Après l’annonce samedi de la non-participation des Etats-Unis, le flou régnait dimanche quant à la présence de plusieurs pays européens à l’ouverture des débats lundi au Palais des nations à Genève. Si les Pays-Bas ont d’ores et déjà fait savoir qu’ils boycotteraient la conférence, jugeant “inacceptable” le projet de déclaration finale, d’autres pays de l’Union européenne tentaient encore de faire bouger les lignes avant de faire connaître leur décision.
Après des consultations avec d’autres pays de l’Union européenne, l’Allemagne a annoncé dimanche soir qu’elle ne serait pas présente à Genève, de peur que la conférence “ne serve de “plate-forme pour d’autres intérêts”.

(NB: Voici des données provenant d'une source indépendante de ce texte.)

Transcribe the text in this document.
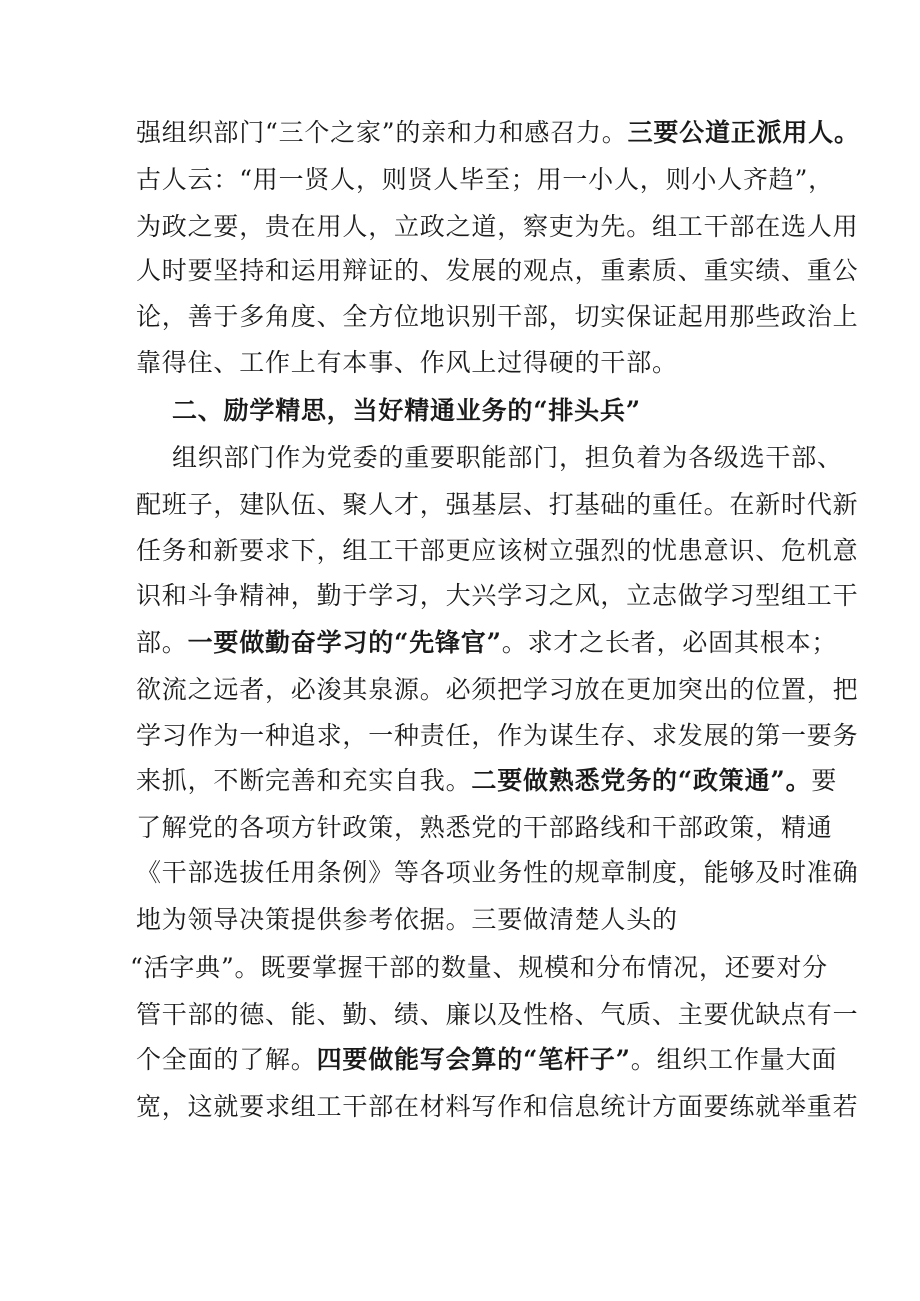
强组织部门“三个之家”的亲和力和感召力。三要公道正派用人。
古人云：“用一贤人，则贤人毕至；用一小人，则小人齐趋”，
为政之要，贵在用人，立政之道，察吏为先。组工干部在选人用
人时要坚持和运用辩证的、发展的观点，重素质、重实绩、重公
论，善于多角度、全方位地识别干部，切实保证起用那些政治上
靠得住、工作上有本事、作风上过得硬的干部。
二、励学精思，当好精通业务的“排头兵”
组织部门作为党委的重要职能部门，担负着为各级选干部、
配班子，建队伍、聚人才，强基层、打基础的重任。在新时代新
任务和新要求下，组工干部更应该树立强烈的忧患意识、危机意
识和斗争精神，勤于学习，大兴学习之风，立志做学习型组工干
部。一要做勤奋学习的“先锋官”。求才之长者，必固其根本；
欲流之远者，必浚其泉源。必须把学习放在更加突出的位置，把
学习作为一种追求，一种责任，作为谋生存、求发展的第一要务
来抓，不断完善和充实自我。二要做熟悉党务的“政策通”。要
了解党的各项方针政策，熟悉党的干部路线和干部政策，精通
《干部选拔任用条例》等各项业务性的规章制度，能够及时准确
地为领导决策提供参考依据。三要做清楚人头的
“活字典”。既要掌握干部的数量、规模和分布情况，还要对分
管干部的德、能、勤、绩、廉以及性格、气质、主要优缺点有一
个全面的了解。四要做能写会算的“笔杆子”。组织工作量大面
宽，这就要求组工干部在材料写作和信息统计方面要练就举重若
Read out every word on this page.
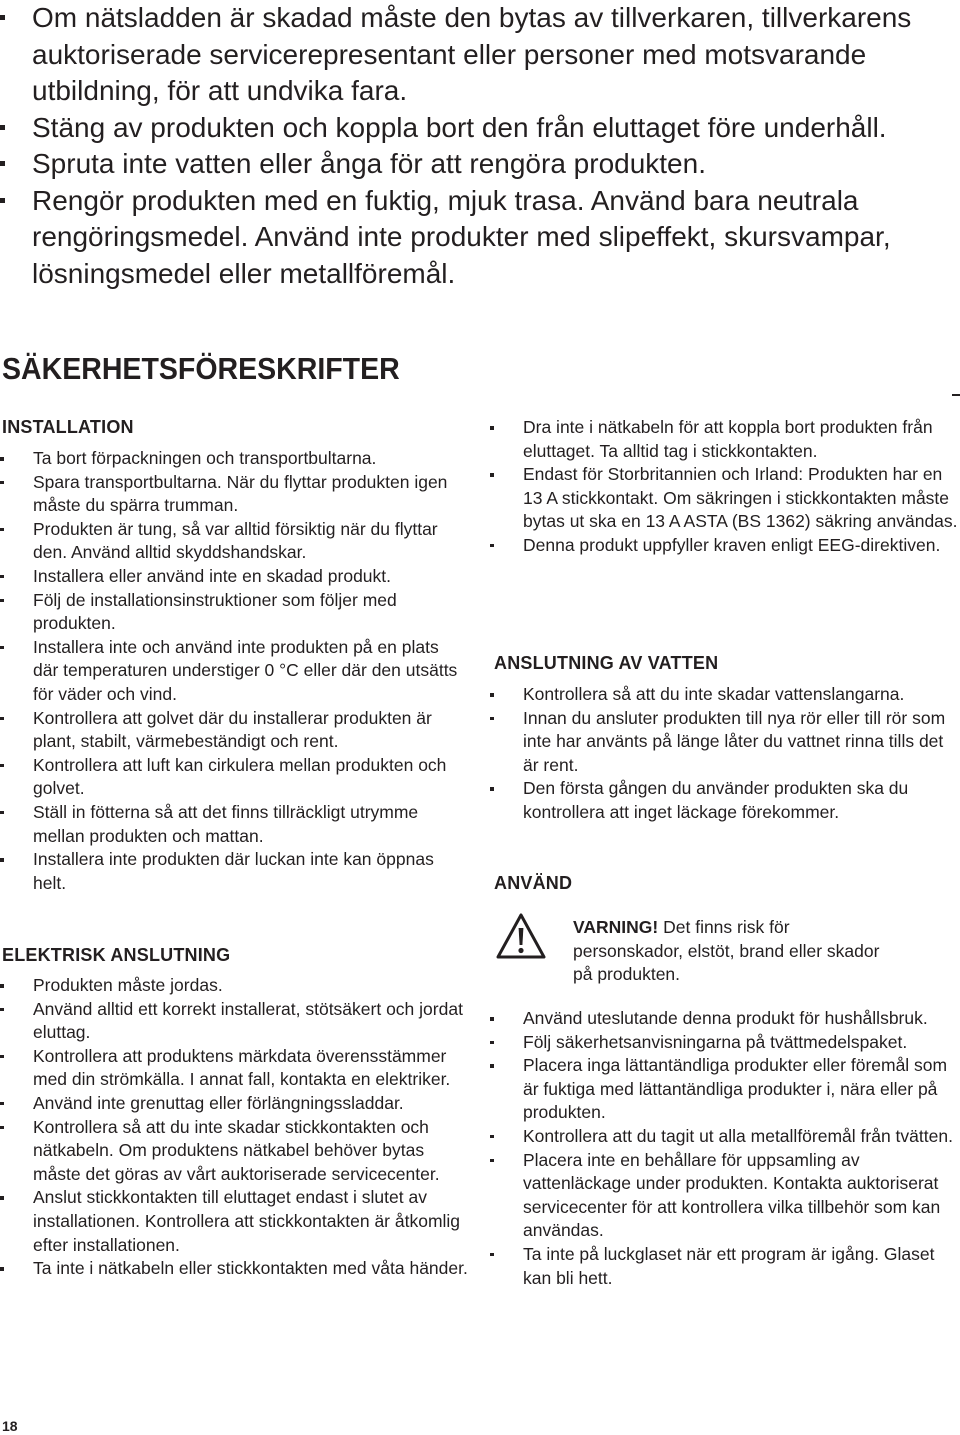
Om nätsladden är skadad måste den bytas av tillverkaren, tillverkarens auktoriserade servicerepresentant eller personer med motsvarande utbildning, för att undvika fara.
Stäng av produkten och koppla bort den från eluttaget före underhåll.
Spruta inte vatten eller ånga för att rengöra produkten.
Rengör produkten med en fuktig, mjuk trasa. Använd bara neutrala rengöringsmedel. Använd inte produkter med slipeffekt, skursvampar, lösningsmedel eller metallföremål.
SÄKERHETSFÖRESKRIFTER
INSTALLATION
Ta bort förpackningen och transportbultarna.
Spara transportbultarna. När du flyttar produkten igen måste du spärra trumman.
Produkten är tung, så var alltid försiktig när du flyttar den. Använd alltid skyddshandskar.
Installera eller använd inte en skadad produkt.
Följ de installationsinstruktioner som följer med produkten.
Installera inte och använd inte produkten på en plats där temperaturen understiger 0 °C eller där den utsätts för väder och vind.
Kontrollera att golvet där du installerar produkten är plant, stabilt, värmebeständigt och rent.
Kontrollera att luft kan cirkulera mellan produkten och golvet.
Ställ in fötterna så att det finns tillräckligt utrymme mellan produkten och mattan.
Installera inte produkten där luckan inte kan öppnas helt.
ELEKTRISK ANSLUTNING
Produkten måste jordas.
Använd alltid ett korrekt installerat, stötsäkert och jordat eluttag.
Kontrollera att produktens märkdata överensstämmer med din strömkälla. I annat fall, kontakta en elektriker.
Använd inte grenuttag eller förlängningssladdar.
Kontrollera så att du inte skadar stickkontakten och nätkabeln. Om produktens nätkabel behöver bytas måste det göras av vårt auktoriserade servicecenter.
Anslut stickkontakten till eluttaget endast i slutet av installationen. Kontrollera att stickkontakten är åtkomlig efter installationen.
Ta inte i nätkabeln eller stickkontakten med våta händer.
Dra inte i nätkabeln för att koppla bort produkten från eluttaget. Ta alltid tag i stickkontakten.
Endast för Storbritannien och Irland: Produkten har en 13 A stickkontakt. Om säkringen i stickkontakten måste bytas ut ska en 13 A ASTA (BS 1362) säkring användas.
Denna produkt uppfyller kraven enligt EEG-direktiven.
ANSLUTNING AV VATTEN
Kontrollera så att du inte skadar vattenslangarna.
Innan du ansluter produkten till nya rör eller till rör som inte har använts på länge låter du vattnet rinna tills det är rent.
Den första gången du använder produkten ska du kontrollera att inget läckage förekommer.
ANVÄND
VARNING! Det finns risk för personskador, elstöt, brand eller skador på produkten.
Använd uteslutande denna produkt för hushållsbruk.
Följ säkerhetsanvisningarna på tvättmedelspaket.
Placera inga lättantändliga produkter eller föremål som är fuktiga med lättantändliga produkter i, nära eller på produkten.
Kontrollera att du tagit ut alla metallföremål från tvätten.
Placera inte en behållare för uppsamling av vattenläckage under produkten. Kontakta auktoriserat servicecenter för att kontrollera vilka tillbehör som kan användas.
Ta inte på luckglaset när ett program är igång. Glaset kan bli hett.
18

La France, elle, ne devrait faire connaître officiellement sa position que lundi matin, affirmait-on dimanche soir au Quai d’Orsay. En début d’après-midi dimanche, le ministre des Affaires étrangères Bernard Kouchner avait jugé “important de présenter un front commun de l’Europe”.
Un front européen rendu impossible par les boycotts des Pays-Bas, de l’Italie, et de l’Allemagne. De plus, la présidence tchèque de l’Union européenne a estimé que la décision de participer ou non revenait à chacun des Etats membres, et qu’une position commune pourrait ne pas être arrêtée.
Pour sa part, la Grande-Bretagne va envoyer en Suisse une délégation de diplomates dirigée par son ambassadeur aux Nations unies à Genève, Peter Gooderham. “A ce stade, nous allons y aller, mais nous surveillerons la conférence, nous ne voulons pas d’une déclaration finale qui soit faussée”, a expliqué un porte-parole du Foreign Office tenu à l’anonymat, précisant que Londres s’opposerait à “une tentative inacceptable de nier l’Holocauste”.
Durban II, également boycottée par Israël, la Nouvelle-Zélande, l’Australie et le Canada, a pour but de mesurer les progrès accomplis en matière de lutte contre le racisme depuis la première réunion de ce type il y a huit ans en Afrique du Sud. Mais, du fait de la présence de nombreux dirigeants musulmans, parmi lesquels l’Iranien Mahmoud Ahmadinejad, les pays occidentaux craignent que la conférence ne serve de forum mondial à la critique d’Israël, et s’opposent au concept de “diffamation de religion” que les pays islamiques ont un moment souhaité inclure dans la déclaration finale.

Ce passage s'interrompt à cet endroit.